Jack shuddered as he gazed upon the spectacle for an instant.
"I guess I won't want to shoot any Germans," he said. "And I guess that might include other folks besides Germans, too."
"Let's hurry on, boys," urged Ned. "This awful war business will get on my nerves directly. Let's get our supplies and make our getaway."
Luckily for the little party, the German occupants of the defeated city were busily engaged in occupations that required all their attention.
Hence the work of provisioning the Eagle was accomplished without untoward incident. In a very short time the boys had succeeded in placing aboard the air craft sufficient fuel and provisions from the abandoned stores to satisfy the demand of even Jack and Harry, who well remembered the hunger with which they had been a.s.sailed at the time of their entrance into the stricken war zone.

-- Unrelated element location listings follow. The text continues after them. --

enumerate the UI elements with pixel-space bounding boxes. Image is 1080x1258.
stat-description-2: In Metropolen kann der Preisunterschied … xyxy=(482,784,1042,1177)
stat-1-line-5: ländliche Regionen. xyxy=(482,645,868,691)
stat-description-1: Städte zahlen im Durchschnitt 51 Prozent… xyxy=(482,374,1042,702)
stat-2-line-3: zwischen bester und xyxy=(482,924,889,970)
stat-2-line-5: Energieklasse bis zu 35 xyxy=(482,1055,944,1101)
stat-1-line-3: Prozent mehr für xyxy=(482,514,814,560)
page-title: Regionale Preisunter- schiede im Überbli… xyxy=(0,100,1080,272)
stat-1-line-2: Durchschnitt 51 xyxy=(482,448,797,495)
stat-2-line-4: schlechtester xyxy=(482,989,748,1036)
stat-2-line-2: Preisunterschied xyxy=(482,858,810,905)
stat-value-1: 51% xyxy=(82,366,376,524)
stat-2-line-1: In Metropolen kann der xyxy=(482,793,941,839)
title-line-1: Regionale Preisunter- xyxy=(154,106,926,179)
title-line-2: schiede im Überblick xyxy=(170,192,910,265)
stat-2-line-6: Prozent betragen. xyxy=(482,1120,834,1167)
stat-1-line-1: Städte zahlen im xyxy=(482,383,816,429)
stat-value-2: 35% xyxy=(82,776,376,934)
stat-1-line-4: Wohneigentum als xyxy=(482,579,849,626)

"Is everything all ready now?" asked Jack, wiping the sweat from his forehead. "Have we got everything we need, Ned?"
"Yes, I think we have everything," Ned replied, glancing quickly but carefully over the mechanism of the giant plane.
"Just one minute, then," urged Jack. "While you're warming up the engine I'll slip back and pick up one of those rifles I saw, for use in case of emergency. Something, you know, might happen."
Ned laughed as Jack darted away. Turning to the others, he said:
"If we're not careful Jack will soon be as bloodthirsty as Jimmie himself. But," he went on, "it might come in handy at that."
Preferring not to use the self-starter, for the sake of quiet, Ned turned an electric switch which controlled a circuit leading to a contrivance designed by Harry for just such an emergency. This delicate piece of mechanism was located at the carburetor, and was called by Harry the "starting stove." Its office was to warm the gasoline to such an extent that it would make vaporization much more rapid than would ordinarily be the case. This would enable the aviator to start his engine without the usual difficulty due to cold fuel.